Para quienes no se habían convencido del fin del Estado de derecho en México, la semana pasada debió iluminarlos. Por un lado, el Congreso continúa su cruzada de destrucción, modificando Constitución y leyes con reformas que no tienen pies ni cabeza; que enuncian algún objetivo, pero alcanzan otro; que son inconsistentes a su interior, pero también con el resto del marco jurídico; que no siguen el proceso legislativo, ni se leen, ni mucho menos se entienden. Eso sí, se aprueban.
Para no detenerse en esta alocada ruta, no han hecho caso de los recursos legales interpuestos, ni de suspensiones. Pero si la vorágine legislativa pudiese dejar alguna duda, la Presidenta la ha despejado. El jueves, la jueza Nancy Juárez expidió una suspensión definitiva en contra de la reforma judicial, y ordenó a Sheinbaum retirar la publicación del Diario Oficial. Afirmó que, en caso de no hacerlo, procedería a dar vista al Ministerio Público para la detención de los responsables.
Muchos expertos han dicho que esa suspensión no tiene mayor efecto. Retirar la publicación no implica anular la reforma, por lo que bien pudo la Presidencia aceptar el recurso y seguir con lo suyo. Pero eso implicaría, supongo, una muestra de debilidad que podría alimentar otros recursos mejor fundados y dirigidos, de manera que la respuesta de Sheinbaum fue que no cumpliría la orden judicial, y además pediría al Consejo de la Judicatura que iniciase un proceso contra la jueza mencionada.
El camino correcto, insisto, era cumplir lo ordenado e iniciar recursos en contra de la decisión. Eso correspondería al Estado de derecho. Lo mismo aplicaría en el caso del Congreso, que debía ya haber detenido su frenesí, recurrir lo que le pareciese inadecuado y corregir lo que procediese.

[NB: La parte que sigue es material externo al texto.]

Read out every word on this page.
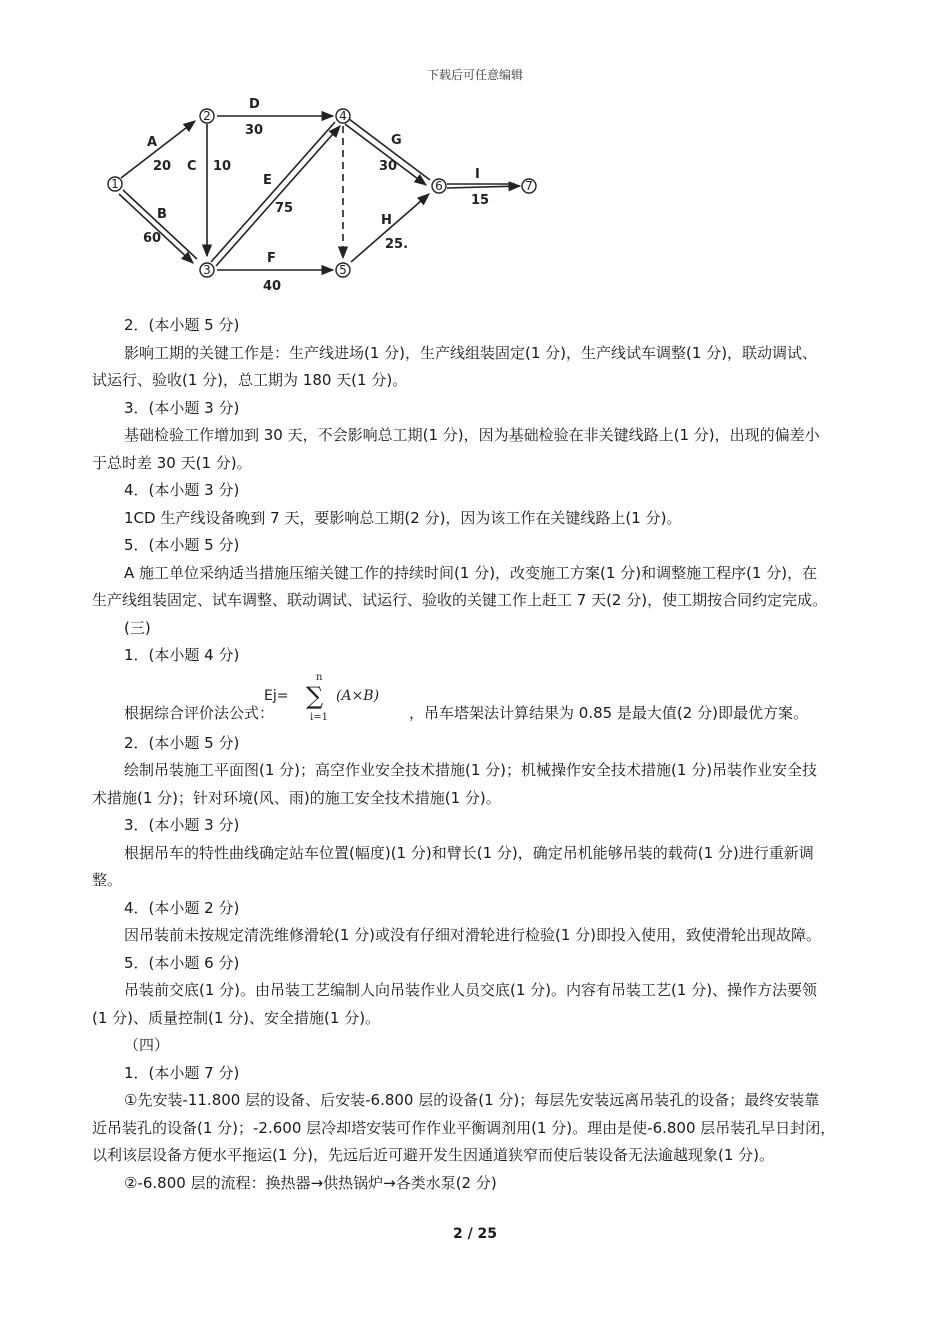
下载后可任意编辑
1
2
3
4
5
6	7
A
20
B
60
C 10
D
30
E
75
F
40
G
30
H
25.
I
15
2．(本小题 5 分)
影响工期的关键工作是：生产线进场(1 分)，生产线组装固定(1 分)，生产线试车调整(1 分)，联动调试、
试运行、验收(1 分)，总工期为 180 天(1 分)。
3．(本小题 3 分)
基础检验工作增加到 30 天，不会影响总工期(1 分)，因为基础检验在非关键线路上(1 分)，出现的偏差小
于总时差 30 天(1 分)。
4．(本小题 3 分)
1CD 生产线设备晚到 7 天，要影响总工期(2 分)，因为该工作在关键线路上(1 分)。
5．(本小题 5 分)
A 施工单位采纳适当措施压缩关键工作的持续时间(1 分)，改变施工方案(1 分)和调整施工程序(1 分)，在
生产线组装固定、试车调整、联动调试、试运行、验收的关键工作上赶工 7 天(2 分)，使工期按合同约定完成。
(三)
1．(本小题 4 分)
根据综合评价法公式：
Ej=
n
∑
i=1
(A×B)
，吊车塔架法计算结果为 0.85 是最大值(2 分)即最优方案。
2．(本小题 5 分)
绘制吊装施工平面图(1 分)；高空作业安全技术措施(1 分)；机械操作安全技术措施(1 分)吊装作业安全技
术措施(1 分)；针对环境(风、雨)的施工安全技术措施(1 分)。
3．(本小题 3 分)
根据吊车的特性曲线确定站车位置(幅度)(1 分)和臂长(1 分)，确定吊机能够吊装的载荷(1 分)进行重新调
整。
4．(本小题 2 分)
因吊装前未按规定清洗维修滑轮(1 分)或没有仔细对滑轮进行检验(1 分)即投入使用，致使滑轮出现故障。
5．(本小题 6 分)
吊装前交底(1 分)。由吊装工艺编制人向吊装作业人员交底(1 分)。内容有吊装工艺(1 分)、操作方法要领
(1 分)、质量控制(1 分)、安全措施(1 分)。
（四）
1．(本小题 7 分)
①先安装-11.800 层的设备、后安装-6.800 层的设备(1 分)；每层先安装远离吊装孔的设备；最终安装靠
近吊装孔的设备(1 分)；-2.600 层冷却塔安装可作作业平衡调剂用(1 分)。理由是使-6.800 层吊装孔早日封闭，
以利该层设备方便水平拖运(1 分)，先远后近可避开发生因通道狭窄而使后装设备无法逾越现象(1 分)。
②-6.800 层的流程：换热器→供热锅炉→各类水泵(2 分)
2 / 25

Pero la fuerza hegemónica (y como dice Luis Rubio, no uniforme) no tiene interés alguno en cumplir la ley. Por eso no les preocupa que sus reformas conviertan el marco jurídico en algo ilegible, inconsistente, incoherente, inaplicable. No piensan utilizarlo sino sólo para resolver situaciones extremas, y en ese caso leerán en las leyes lo que les convenga.
Otra vez, es lo que ya vivimos durante prácticamente todo el siglo pasado. La Constitución, promulgada el 5 de febrero de 1917, dejó de usarse ese mismo día. Se leía y aplicaba, insisto, sólo en casos extremos. Las leyes podían o no ser compatibles con la Carta Magna, pues tampoco tenían mayor utilidad. Nos regíamos por reglas no escritas, que funcionaban la mayor parte del tiempo, y cuando era indispensable ir a lo escrito, los textos eran tan ambiguos que siempre era posible encontrar la conclusión previamente decidida.
Es un sistema autoritario, ya no tenga duda. Los detalles se seguirán definiendo, y habrá que ajustarse, pero las líneas generales son claras. Como en el siglo pasado, quien quiera tener una gran fortuna deberá asociarse con el poder hegemónico; quien quiera opinar, podrá hacerlo mientras no moleste a alguno de ese grupo; quien quiera vivir en paz, que se dedique a lo suyo, que no es la política, ni las grandes finanzas, ni la opinión publicada.
Es necesario que esté usted consciente de que tenemos ya dos tipos de reglas en México. Unas aplicables al poder hegemónico y las otras al resto de la población. Dos varas de medir, o ley del embudo, como usted prefiera. Esto no hará a México más próspero, ni más justo; por el contrario. Las posibilidades de revertirlo no son muy grandes. No parece existir una masa crítica con una idea clara de oposición; las estructuras políticas están en demolición, o apenas en los cimientos; el momentum global también juega en contra.
Pero las deficiencias en la construcción del poder hegemónico tampoco le auguran una larga y próspera existencia.